Bunch of questions

Hi, Nogueira, and welcome to PF (since it looks like this is only your third post)!

Yes, from the standpoint of General Relativity (GR), the Earth does not feel any "force of gravity" from the Sun, and it moves on the straightest possible path that it can through the spacetime around the Sun. The Earth's path looks curved to us because the spacetime itself is curved by the Sun's mass.

The same way. A satellite orbiting the Earth moves on the straightest possible path that it can through the spacetime around the Earth, just as the Earth does around the Sun. The satellite's path looks curved because the spacetime around the Earth is curved by the Earth's mass.

I'm not sure why you would see a problem with this. The spacetime around the Sun has room for multiple bodies in it. If you're wondering how the deformations due to multiple bodies interact, see below.
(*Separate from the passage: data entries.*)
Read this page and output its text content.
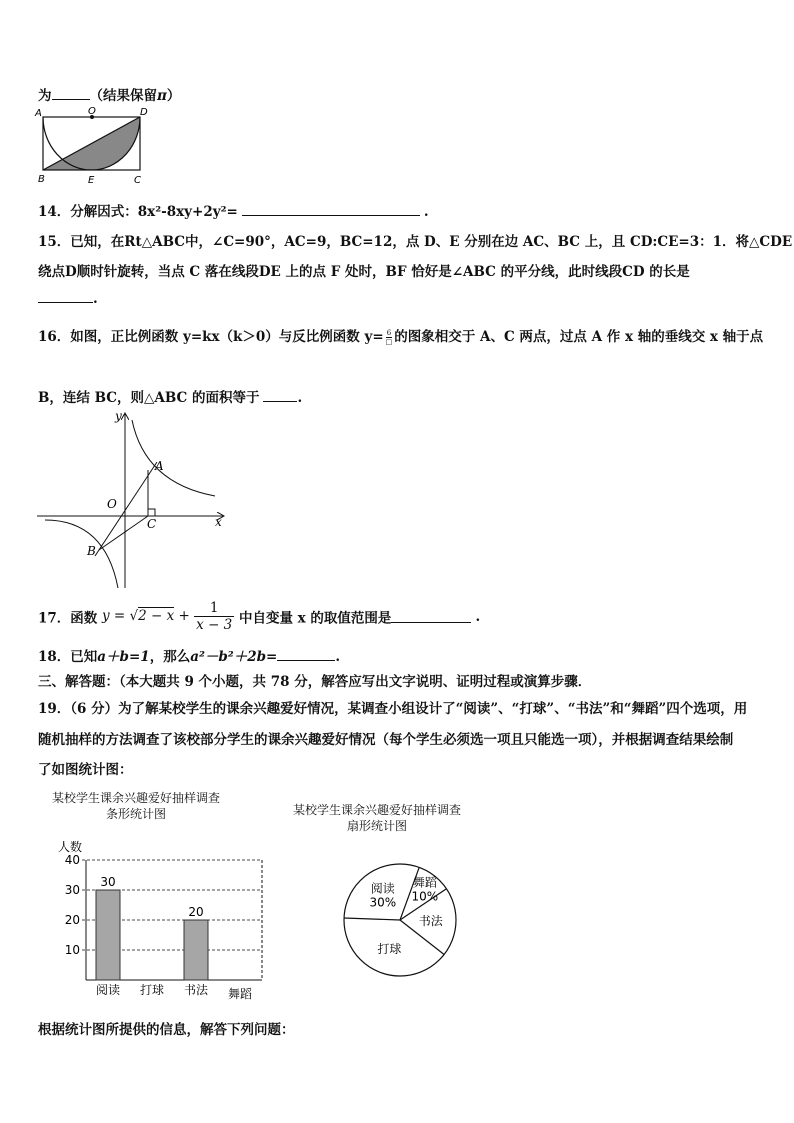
为	（结果保留π）
A	O	D
B	E	C
14．分解因式：8x²-8xy+2y²=	.
15．已知，在Rt△ABC中，∠C=90°，AC=9，BC=12，点 D、E 分别在边 AC、BC 上，且 CD:CE=3：1．将△CDE
绕点D顺时针旋转，当点 C 落在线段DE 上的点 F 处时，BF 恰好是∠ABC 的平分线，此时线段CD 的长是
.
16．如图，正比例函数 y=kx（k＞0）与反比例函数 y= 6
□ 的图象相交于 A、C 两点，过点 A 作 x 轴的垂线交 x 轴于点
B，连结 BC，则△ABC 的面积等于	.
y
x
A
O
C
B
17．函数 $y = √2 - x + \frac{1}{x - 3}$ 中自变量 x 的取值范围是	.
18．已知a＋b=1，那么a²－b²＋2b=	.
三、解答题：（本大题共 9 个小题，共 78 分，解答应写出文字说明、证明过程或演算步骤．
19．（6 分）为了解某校学生的课余兴趣爱好情况，某调查小组设计了“阅读”、“打球”、“书法”和“舞蹈”四个选项，用
随机抽样的方法调查了该校部分学生的课余兴趣爱好情况（每个学生必须选一项且只能选一项），并根据调查结果绘制
了如图统计图：
某校学生课余兴趣爱好抽样调查
条形统计图
人数
10
20
30
40
30
阅读 打球
20
书法 舞蹈
某校学生课余兴趣爱好抽样调查
扇形统计图
阅读
30%
舞蹈
10%
书法
打球
根据统计图所提供的信息，解答下列问题：
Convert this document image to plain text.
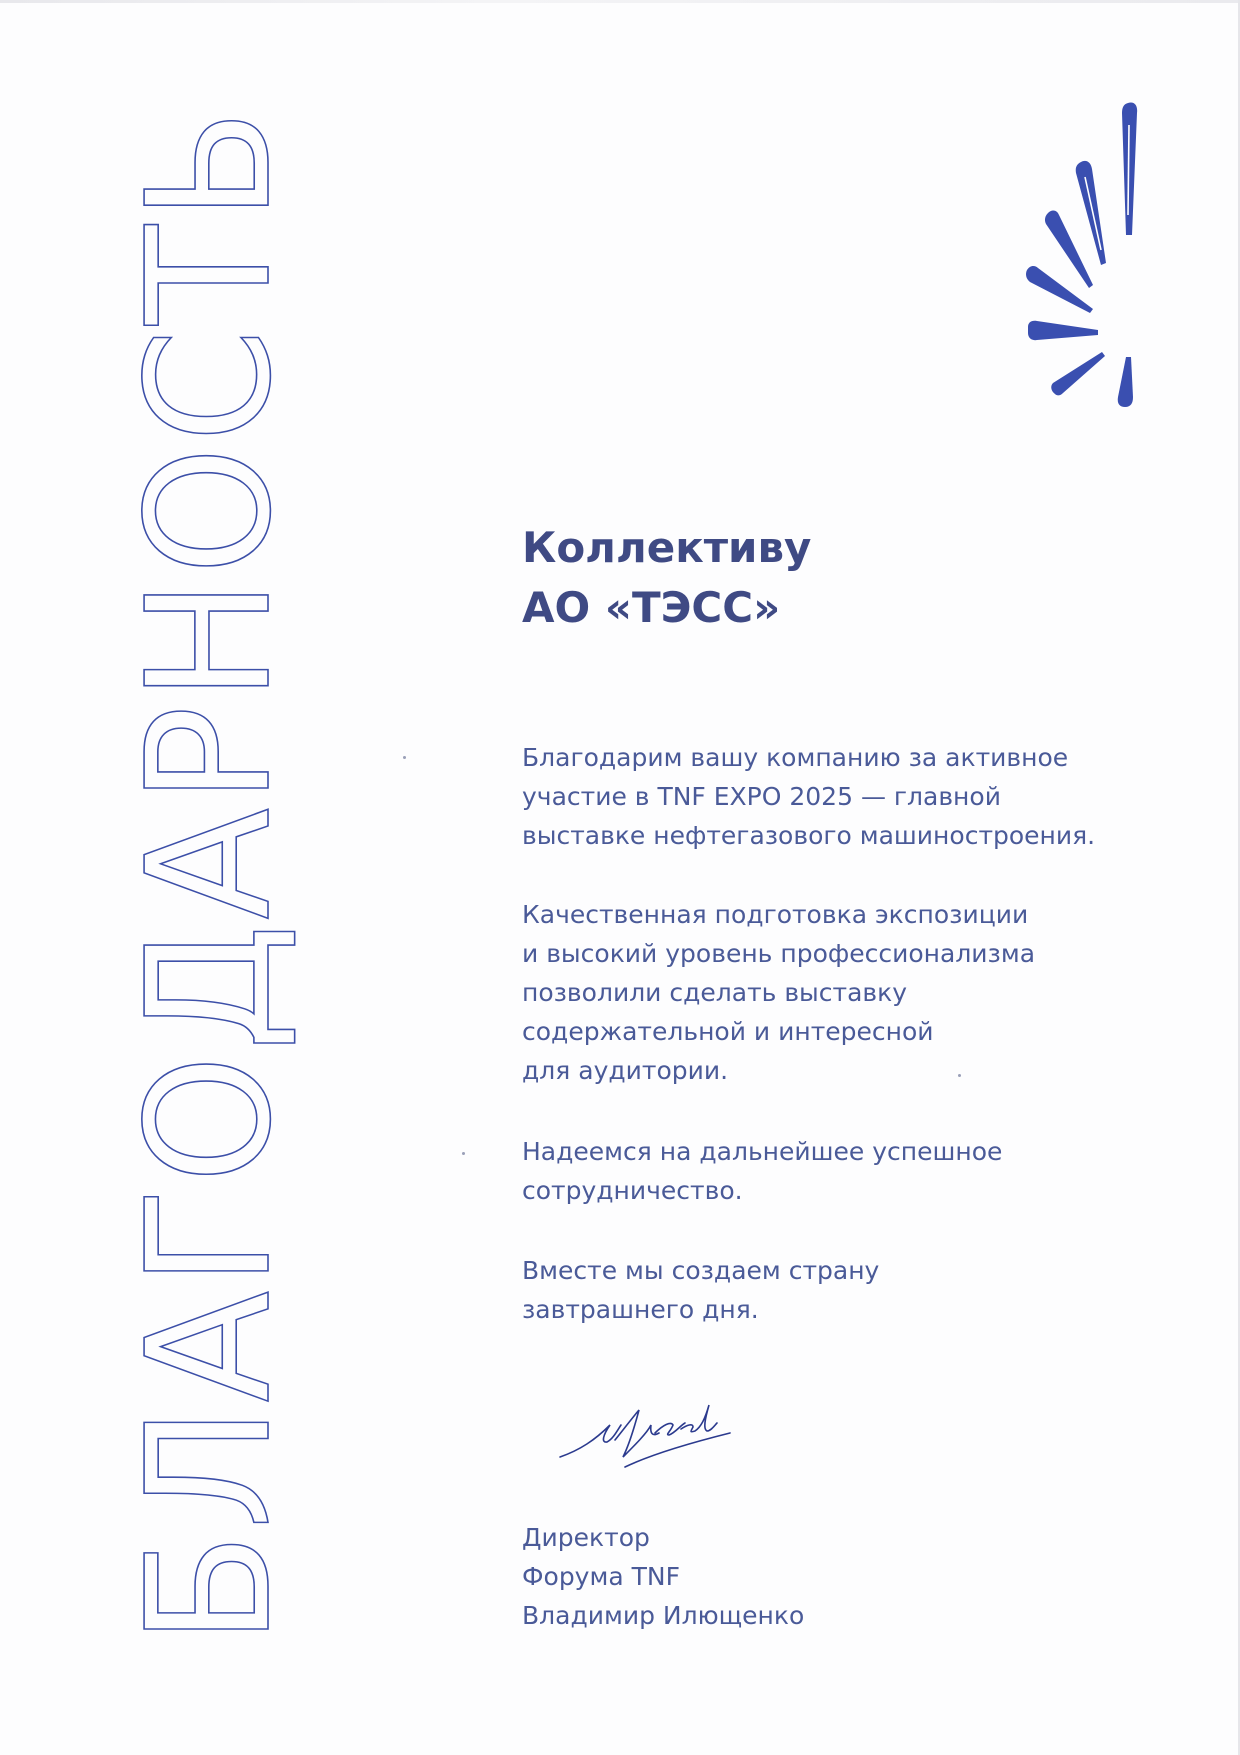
БЛАГОДАРНОСТЬ	Коллективу
АО «ТЭСС»
Благодарим вашу компанию за активное
участие в TNF EXPO 2025 — главной
выставке нефтегазового машиностроения.
Качественная подготовка экспозиции
и высокий уровень профессионализма
позволили сделать выставку
содержательной и интересной
для аудитории.
Надеемся на дальнейшее успешное
сотрудничество.
Вместе мы создаем страну
завтрашнего дня.
Директор
Форума TNF
Владимир Илющенко
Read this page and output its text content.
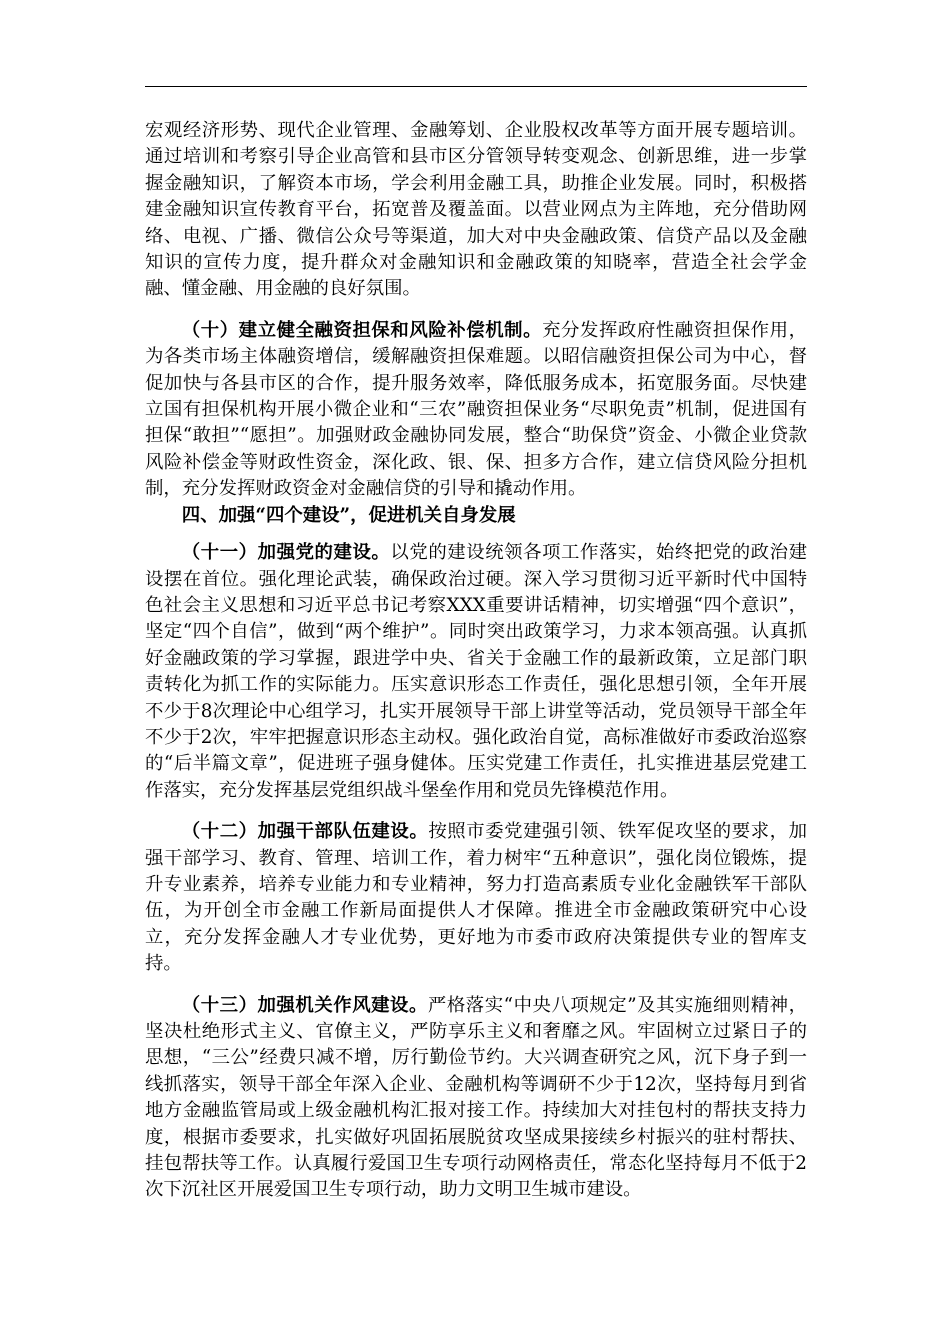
宏观经济形势、现代企业管理、金融筹划、企业股权改革等方面开展专题培训。通过培训和考察引导企业高管和县市区分管领导转变观念、创新思维，进一步掌握金融知识，了解资本市场，学会利用金融工具，助推企业发展。同时，积极搭建金融知识宣传教育平台，拓宽普及覆盖面。以营业网点为主阵地，充分借助网络、电视、广播、微信公众号等渠道，加大对中央金融政策、信贷产品以及金融知识的宣传力度，提升群众对金融知识和金融政策的知晓率，营造全社会学金融、懂金融、用金融的良好氛围。

（十）建立健全融资担保和风险补偿机制。充分发挥政府性融资担保作用，为各类市场主体融资增信，缓解融资担保难题。以昭信融资担保公司为中心，督促加快与各县市区的合作，提升服务效率，降低服务成本，拓宽服务面。尽快建立国有担保机构开展小微企业和“三农”融资担保业务“尽职免责”机制，促进国有担保“敢担”“愿担”。加强财政金融协同发展，整合“助保贷”资金、小微企业贷款风险补偿金等财政性资金，深化政、银、保、担多方合作，建立信贷风险分担机制，充分发挥财政资金对金融信贷的引导和撬动作用。

四、加强“四个建设”，促进机关自身发展

（十一）加强党的建设。以党的建设统领各项工作落实，始终把党的政治建设摆在首位。强化理论武装，确保政治过硬。深入学习贯彻习近平新时代中国特色社会主义思想和习近平总书记考察XXX重要讲话精神，切实增强“四个意识”，坚定“四个自信”，做到“两个维护”。同时突出政策学习，力求本领高强。认真抓好金融政策的学习掌握，跟进学中央、省关于金融工作的最新政策，立足部门职责转化为抓工作的实际能力。压实意识形态工作责任，强化思想引领，全年开展不少于8次理论中心组学习，扎实开展领导干部上讲堂等活动，党员领导干部全年不少于2次，牢牢把握意识形态主动权。强化政治自觉，高标准做好市委政治巡察的“后半篇文章”，促进班子强身健体。压实党建工作责任，扎实推进基层党建工作落实，充分发挥基层党组织战斗堡垒作用和党员先锋模范作用。

（十二）加强干部队伍建设。按照市委党建强引领、铁军促攻坚的要求，加强干部学习、教育、管理、培训工作，着力树牢“五种意识”，强化岗位锻炼，提升专业素养，培养专业能力和专业精神，努力打造高素质专业化金融铁军干部队伍，为开创全市金融工作新局面提供人才保障。推进全市金融政策研究中心设立，充分发挥金融人才专业优势，更好地为市委市政府决策提供专业的智库支持。

（十三）加强机关作风建设。严格落实“中央八项规定”及其实施细则精神，坚决杜绝形式主义、官僚主义，严防享乐主义和奢靡之风。牢固树立过紧日子的思想，“三公”经费只减不增，厉行勤俭节约。大兴调查研究之风，沉下身子到一线抓落实，领导干部全年深入企业、金融机构等调研不少于12次，坚持每月到省地方金融监管局或上级金融机构汇报对接工作。持续加大对挂包村的帮扶支持力度，根据市委要求，扎实做好巩固拓展脱贫攻坚成果接续乡村振兴的驻村帮扶、挂包帮扶等工作。认真履行爱国卫生专项行动网格责任，常态化坚持每月不低于2次下沉社区开展爱国卫生专项行动，助力文明卫生城市建设。
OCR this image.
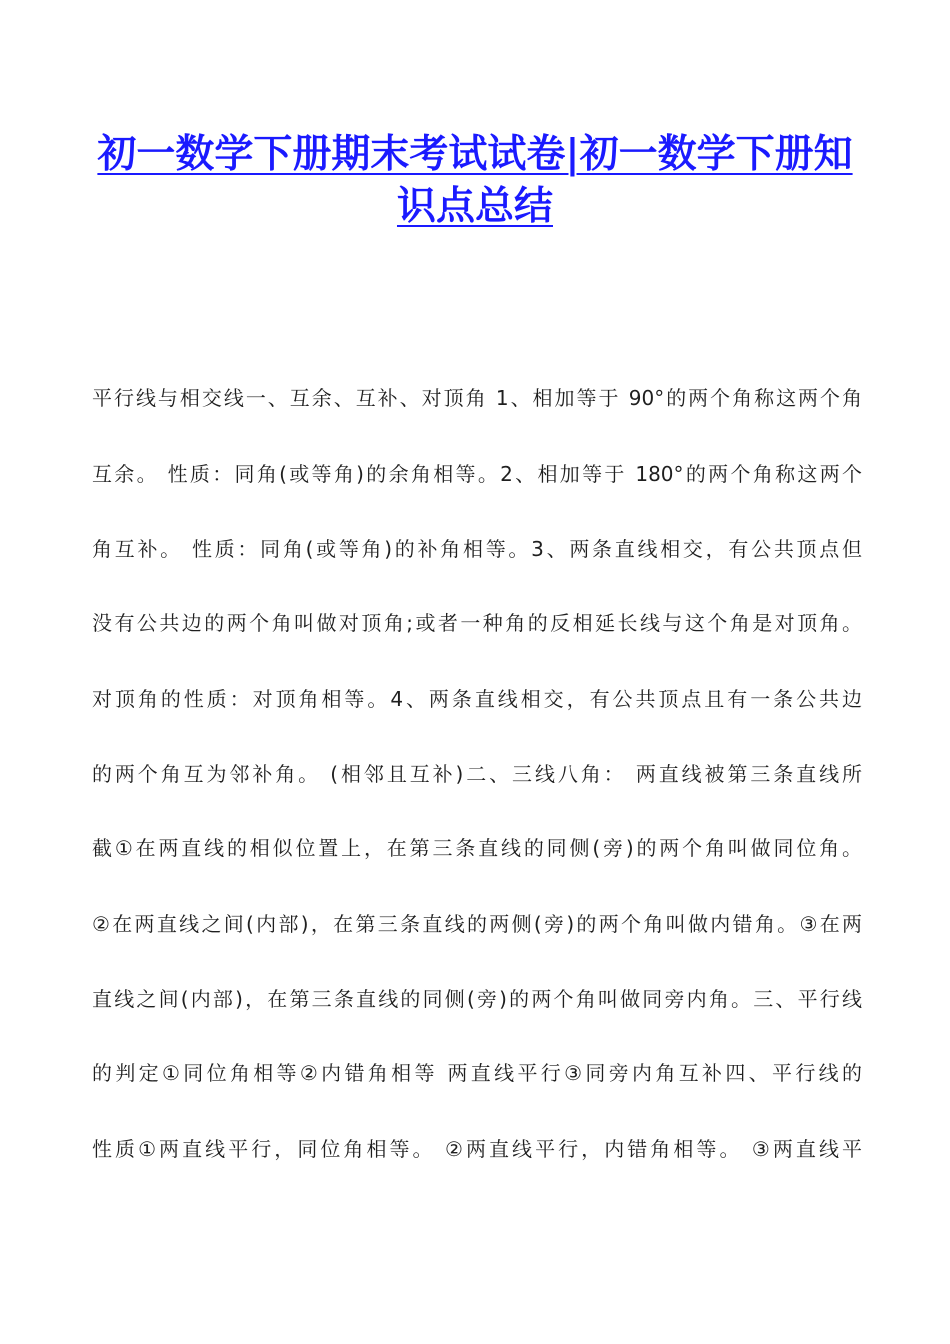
初一数学下册期末考试试卷|初一数学下册知识点总结
平行线与相交线一、互余、互补、对顶角 1、相加等于 90°的两个角称这两个角
互余。 性质：同角(或等角)的余角相等。2、相加等于 180°的两个角称这两个
角互补。 性质：同角(或等角)的补角相等。3、两条直线相交，有公共顶点但
没有公共边的两个角叫做对顶角;或者一种角的反相延长线与这个角是对顶角。
对顶角的性质：对顶角相等。4、两条直线相交，有公共顶点且有一条公共边
的两个角互为邻补角。 (相邻且互补)二、三线八角： 两直线被第三条直线所
截①在两直线的相似位置上，在第三条直线的同侧(旁)的两个角叫做同位角。
②在两直线之间(内部)，在第三条直线的两侧(旁)的两个角叫做内错角。③在两
直线之间(内部)，在第三条直线的同侧(旁)的两个角叫做同旁内角。三、平行线
的判定①同位角相等②内错角相等 两直线平行③同旁内角互补四、平行线的
性质①两直线平行，同位角相等。 ②两直线平行，内错角相等。 ③两直线平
Because they have sideways motion as well, just as a satellite orbiting the Earth does. Objects that don't have enough sideways motion, like a rock dropped from a rooftop, do fall into the object at the center (the Earth, in the case of the rock). Put another way, these bodies have angular momentum, and that affects their trajectories.

They do, but which deformations are significant enough to matter depends on the distance scale you are looking at. On the scale of the Solar System, the only significant curvature of spacetime is due to the Sun; the planets are all too small to make much difference. But on the scale of the Earth, the curvature of spacetime due to the Earth is the only one that's significant; the curvature due to the Sun, at the radius of the Earth's orbit, is much too small on the size scale of the Earth.

None of the deformations "reverse" any of the others; they all add up (but which ones are large enough to be significant depends on the distance scale, as above). It's worth noting, though, that the effects due to multiple objects do not, in general, add linearly; GR is a nonlinear theory. (In the Solar System, the nonlinearities are extremely small, so for virtually all purposes we can add effects from multiple bodies linearly and get a good enough approximation; but the exact theory is nonlinear.)

Because their sideways motion is different than that of planets, relative to the size of their orbits. Put another way, their angular momentum relative to their orbital energy is very different from that of planets. The orbital parameters of a particular object don't just depend on the properties of the underlying spacetime; they also depend on the specific motion of the object itself.

 

The apple doesn't have any sideways motion (at least, not enough to be significant), so the straightest possible path for it to follow, in the curved spacetime around the Earth, is the path that free-falls straight down. So as soon as the apple is no longer connected to the tree, it will follow that path. (While it's connected to the tree, the tree is keeping it from falling; and the tree itself is held up by its own structure and by the Earth.)